L'influente association indépendantiste Assemblée nationale catalane (ANC) a également pressé M. Puigdemont d'aller de l'avant.
"Face au rejet par l'Etat espagnol de toute proposition de dialogue, maintenir la suspension de la déclaration d'indépendance n'a plus aucun sens", insiste l'ANC, organisatrice depuis plusieurs années de grandes manifestations séparatistes.
Carles Puigdemont, qui hormis quelques tweets s'est fait discret depuis mardi, n'a pas réagi à ces injonctions. Concernant la situation économique, il a déclaré mardi devant le Parlement régional que la décision de dizaines d'entreprises de transférer leur siège social hors de Catalogne n'avait "pas un véritable impact sur notre économie".
Mais du côté des milieux d'affaires, le ton est tout autre. Ils sont nombreux à craindre un mouvement irréversible et une répétition du scénario au Québec lorsque, après l'arrivée au pouvoir des indépendantistes en 1976, plus de 200 entreprises avaient déménagé leurs sièges sociaux en quelques mois, pour ne jamais revenir.
"C'est une catastrophe pour la Catalogne et son économie.

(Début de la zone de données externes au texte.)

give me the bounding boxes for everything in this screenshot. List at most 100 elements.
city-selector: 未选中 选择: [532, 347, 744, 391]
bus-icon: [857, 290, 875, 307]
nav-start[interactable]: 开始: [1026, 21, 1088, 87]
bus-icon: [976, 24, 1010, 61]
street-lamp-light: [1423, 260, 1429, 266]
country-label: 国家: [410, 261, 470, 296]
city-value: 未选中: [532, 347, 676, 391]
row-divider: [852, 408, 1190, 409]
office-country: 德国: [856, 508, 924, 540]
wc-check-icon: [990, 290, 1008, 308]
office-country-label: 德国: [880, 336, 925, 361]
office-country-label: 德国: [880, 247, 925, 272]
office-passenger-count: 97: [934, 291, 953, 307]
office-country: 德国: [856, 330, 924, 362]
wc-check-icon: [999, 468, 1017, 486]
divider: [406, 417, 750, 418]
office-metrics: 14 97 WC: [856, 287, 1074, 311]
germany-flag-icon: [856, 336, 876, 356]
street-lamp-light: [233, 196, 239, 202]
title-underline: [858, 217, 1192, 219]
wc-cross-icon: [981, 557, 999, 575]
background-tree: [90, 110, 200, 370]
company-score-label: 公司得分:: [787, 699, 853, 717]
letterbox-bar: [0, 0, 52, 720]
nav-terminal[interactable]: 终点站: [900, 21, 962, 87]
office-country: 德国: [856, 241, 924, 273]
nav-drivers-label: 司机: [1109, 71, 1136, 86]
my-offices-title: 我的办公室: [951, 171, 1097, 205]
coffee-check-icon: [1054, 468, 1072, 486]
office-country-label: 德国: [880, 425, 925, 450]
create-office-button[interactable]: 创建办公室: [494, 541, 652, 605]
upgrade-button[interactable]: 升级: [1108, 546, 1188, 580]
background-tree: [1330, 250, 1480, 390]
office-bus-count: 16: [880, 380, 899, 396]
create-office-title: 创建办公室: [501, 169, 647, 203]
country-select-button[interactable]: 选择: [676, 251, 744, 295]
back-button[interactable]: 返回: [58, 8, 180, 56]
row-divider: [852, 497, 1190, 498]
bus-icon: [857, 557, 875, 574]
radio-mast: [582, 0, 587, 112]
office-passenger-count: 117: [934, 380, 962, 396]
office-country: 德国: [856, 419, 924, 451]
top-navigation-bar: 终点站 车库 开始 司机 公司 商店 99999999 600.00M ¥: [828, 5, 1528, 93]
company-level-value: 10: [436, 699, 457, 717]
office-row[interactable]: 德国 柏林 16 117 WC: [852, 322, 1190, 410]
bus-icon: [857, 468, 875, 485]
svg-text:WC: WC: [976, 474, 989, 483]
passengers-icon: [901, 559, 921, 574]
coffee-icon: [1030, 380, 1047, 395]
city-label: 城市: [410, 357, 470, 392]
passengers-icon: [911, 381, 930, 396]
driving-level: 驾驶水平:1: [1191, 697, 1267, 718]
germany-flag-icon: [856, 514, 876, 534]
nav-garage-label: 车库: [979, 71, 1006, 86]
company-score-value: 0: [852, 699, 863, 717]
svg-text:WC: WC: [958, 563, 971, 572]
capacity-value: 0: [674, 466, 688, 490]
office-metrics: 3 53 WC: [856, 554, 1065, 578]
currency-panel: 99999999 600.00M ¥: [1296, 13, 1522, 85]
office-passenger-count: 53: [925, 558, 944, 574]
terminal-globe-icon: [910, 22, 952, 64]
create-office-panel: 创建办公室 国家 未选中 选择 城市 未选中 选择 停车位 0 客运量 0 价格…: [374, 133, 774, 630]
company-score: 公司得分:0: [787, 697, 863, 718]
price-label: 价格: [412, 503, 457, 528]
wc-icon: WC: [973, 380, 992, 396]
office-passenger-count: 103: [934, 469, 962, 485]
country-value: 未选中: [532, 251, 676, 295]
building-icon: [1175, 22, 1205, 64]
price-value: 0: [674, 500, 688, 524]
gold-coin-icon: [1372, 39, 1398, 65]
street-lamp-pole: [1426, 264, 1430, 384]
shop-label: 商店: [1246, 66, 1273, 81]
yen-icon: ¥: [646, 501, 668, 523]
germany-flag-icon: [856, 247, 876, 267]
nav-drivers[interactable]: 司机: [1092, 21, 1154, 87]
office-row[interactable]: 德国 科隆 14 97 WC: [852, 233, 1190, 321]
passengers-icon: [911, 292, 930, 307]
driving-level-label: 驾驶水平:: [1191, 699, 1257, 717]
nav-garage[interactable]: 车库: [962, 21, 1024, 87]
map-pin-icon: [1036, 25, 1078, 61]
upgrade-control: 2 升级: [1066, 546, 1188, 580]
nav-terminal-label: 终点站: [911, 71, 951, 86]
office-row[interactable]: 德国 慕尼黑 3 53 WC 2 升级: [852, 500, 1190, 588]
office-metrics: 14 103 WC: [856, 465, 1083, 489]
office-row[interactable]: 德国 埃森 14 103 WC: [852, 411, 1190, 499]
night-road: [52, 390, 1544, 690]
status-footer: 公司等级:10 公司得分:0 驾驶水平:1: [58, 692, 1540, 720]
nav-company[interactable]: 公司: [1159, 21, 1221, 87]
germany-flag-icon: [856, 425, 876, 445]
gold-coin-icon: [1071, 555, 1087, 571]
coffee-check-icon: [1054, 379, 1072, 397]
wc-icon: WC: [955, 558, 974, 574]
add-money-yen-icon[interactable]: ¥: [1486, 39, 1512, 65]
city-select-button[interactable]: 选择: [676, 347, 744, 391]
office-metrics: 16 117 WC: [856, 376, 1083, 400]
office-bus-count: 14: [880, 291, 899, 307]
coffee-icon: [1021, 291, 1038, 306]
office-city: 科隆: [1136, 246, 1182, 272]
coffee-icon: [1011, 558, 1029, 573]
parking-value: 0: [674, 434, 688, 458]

Je doute fortement qu'une seule entreprise revienne avant au moins trois à cinq ans de stabilité absolue", s'alarme dans El Pais Juan Ignacio Sanz, spécialiste des questions bancaires à l'Ecole de commerce de Barcelone ESADE.
Les agences de notation observent la situation de près. La semaine dernière, Standard and Poors (SP) et Fitch avaient dit envisager un abaissement de la note de la dette de la Catalogne, déjà classée en catégorie spéculative, ce qui l'empêche de se financer sur les marchés internationaux.
Jeudi, SP a même souligné le risque d'une récession en cas de crise prolongée dans cette région qui est, avec 19% du PIB espagnol en 2016, l'une des plus riches d'Espagne mais aussi l'une des plus endettées, à hauteur de 35,4% de son PIB.
L'impact sur le tourisme commence à se faire sentir en Catalogne, qui accueille un visiteur sur quatre en Espagne. Dans certains hôtels de Barcelone, les prix des chambres ont chuté de moitié.
Selon le journal économique en ligne El Confidencial, l'ouverture fin février dans cette ville du Congrès mondial de la téléphonie mobile (MWC), le plus grand salon du genre dans le monde et source majeure de revenus pour elle, est également menacée et susceptible d'être retardée.
"Nous continuons à surveiller les événements en Espagne et en Catalogne et à évaluer tout impact potentiel", a réagi une porte-parole du Congrès, interrogée par l'AFP, sans démentir l'information.